Segal Lab

Exploiting the use of culture-independent techniques to uncover microbial-host interactions affecting lung health.

Our group investigates molecular signatures left by microbes that reach the lower airways and how the host react to them in health and disease.

What we focus on

The fundamental principle of the NYU Translational Lung Biology Laboratory relies on the philosophy that cutting-edge investigations in Pulmonary Medicine will arise from collaborative efforts across investigators and disciplines. We are a group of physician scientist with the shared interest of advancing knowledge in pulmonary medicine through the use of cutting edge omic approaches. These investigations require the development of large sets of patient cohorts with well characterized metadata and carefully planned biorepositories. We are at the intersection between a complex microbial world and the host immune tone in the lung mucosa. This interface was previously thought to be sterile in health and mere presence of bacteria was deemed as synonymous with pathogenic infection. Through the use of molecular techniques that do not depend on what’s culturable, we now know that the lower airways are frequently exposed to bacteria and other microbes, leaving molecular traces of their presence and reflecting a complex microbial community. This is also true in disease states such as chronic inflammatory airway diseases and malignancies, where we are interested in evaluating dysbiotic signatures that contribute to the inflammatory tone and immune surveillance. Further, we are contributing to understanding the role of these diverse microbial communities in the presence of infections, where, contrary to the common perception that these are due to a single organism, we commonly find multiple microbes that can even be more dominant than the one assigned as pathogen.

Platforms

Novel advances in culture independent techniques now allow us to explore multiple microbial signatures in a throughput approach. This allows us to comprehensively characterize microbial communities and host immune response patterns.

16S rRNA Gene Sequencing

This cost-effective approach is based on the use of bacterial gene amplification (the 16S rRNA gene) to taxonomically profile the bacterial microbiota in a sample.
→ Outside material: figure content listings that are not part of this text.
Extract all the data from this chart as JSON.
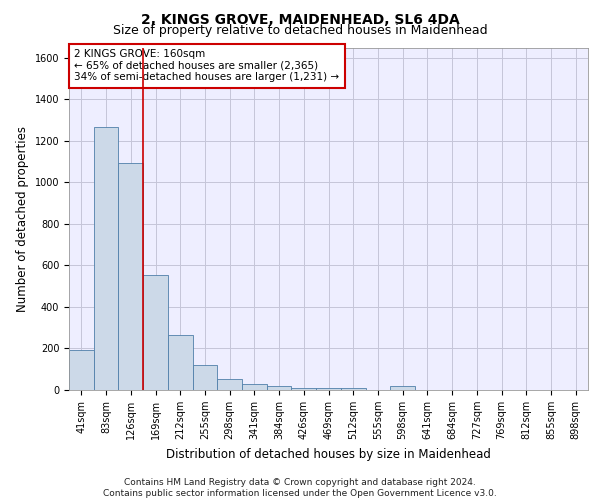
{
  "title": "2, KINGS GROVE, MAIDENHEAD, SL6 4DA",
  "subtitle": "Size of property relative to detached houses in Maidenhead",
  "xlabel": "Distribution of detached houses by size in Maidenhead",
  "ylabel": "Number of detached properties",
  "footer_line1": "Contains HM Land Registry data © Crown copyright and database right 2024.",
  "footer_line2": "Contains public sector information licensed under the Open Government Licence v3.0.",
  "annotation_line1": "2 KINGS GROVE: 160sqm",
  "annotation_line2": "← 65% of detached houses are smaller (2,365)",
  "annotation_line3": "34% of semi-detached houses are larger (1,231) →",
  "categories": [
    "41sqm",
    "83sqm",
    "126sqm",
    "169sqm",
    "212sqm",
    "255sqm",
    "298sqm",
    "341sqm",
    "384sqm",
    "426sqm",
    "469sqm",
    "512sqm",
    "555sqm",
    "598sqm",
    "641sqm",
    "684sqm",
    "727sqm",
    "769sqm",
    "812sqm",
    "855sqm",
    "898sqm"
  ],
  "values": [
    195,
    1265,
    1095,
    555,
    265,
    120,
    55,
    30,
    20,
    10,
    10,
    10,
    0,
    20,
    0,
    0,
    0,
    0,
    0,
    0,
    0
  ],
  "bar_color": "#ccd9e8",
  "bar_edge_color": "#4f7faa",
  "grid_color": "#c5c5d8",
  "background_color": "#eeeeff",
  "ylim": [
    0,
    1650
  ],
  "yticks": [
    0,
    200,
    400,
    600,
    800,
    1000,
    1200,
    1400,
    1600
  ],
  "red_line_color": "#cc0000",
  "annotation_box_color": "#cc0000",
  "title_fontsize": 10,
  "subtitle_fontsize": 9,
  "axis_label_fontsize": 8.5,
  "tick_fontsize": 7,
  "annotation_fontsize": 7.5,
  "footer_fontsize": 6.5
}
This is a very sensitive technique that we have optimized for low biomass samples, such as lower airway samples. Using this approach, we can recognize distinct microbial community patterns marked by different composition of metacommunities or pneumotypes. In addition, we can estimate the metagenome (genomic potential of a microbial community) by inferring the genes present based on the taxonomic composition and genomic references databases.

Whole Genome Shotgun Sequencing

To measure the genomic potential, we can sequence the isolated DNA from lower airway samples. This allows us to identify genes that could support distinct metabolic functions in a defined microbial community.

RNA Metatranscriptome

RNA sequencing of microbial RNA within lower airway samples provides insights into activation of specific metabolic functions within a microbial community. Thus, the study of the metatranscriptome provides insights into functional aspects of the microbial communities existing throughout the respiratory tract.

Host Immune Profiling

We use multiple different platforms that look at the immune tone in the host allowing us to explore microbial-host interactions. To this end, we focus on RNA sequence for host transcriptome, protein measurement, and cell subtyping through polychromatic flow and single cell RNA sequencing.

Metabolomic profiling

This approach includes targeted quantitative approaches to measure a limited set of metabolites, such as short chain fatty acids, or a broad untargeted approach through LC-MS. The metabolites measured in the lower airways allow us to estimate how the microbial functions and host metabolism affects the metabolic environment in the lower airways. Importantly, many of these metabolites have significant immunoregulatory properties that can affect disease pathogenesis.

Multi-omic Data Integration

Our analytical framework is suited for multi-omic datasets and is key to uncovering microbial host interactions. Big data, such as those generated with the above described omic pipelines, require special analytical approaches since the data is sparse and compositional requiring special adjustment for possible confounders and multiple comparisons. Our framework is developed in conjunction with our collaborators in statistics, bioinformatics, and system biology, and includes pipelines such as SparCC, CompPLS, and SPIEC-EASI, among others. The goal is to generate a robust statistical approach that includes novel ways to visualize the data.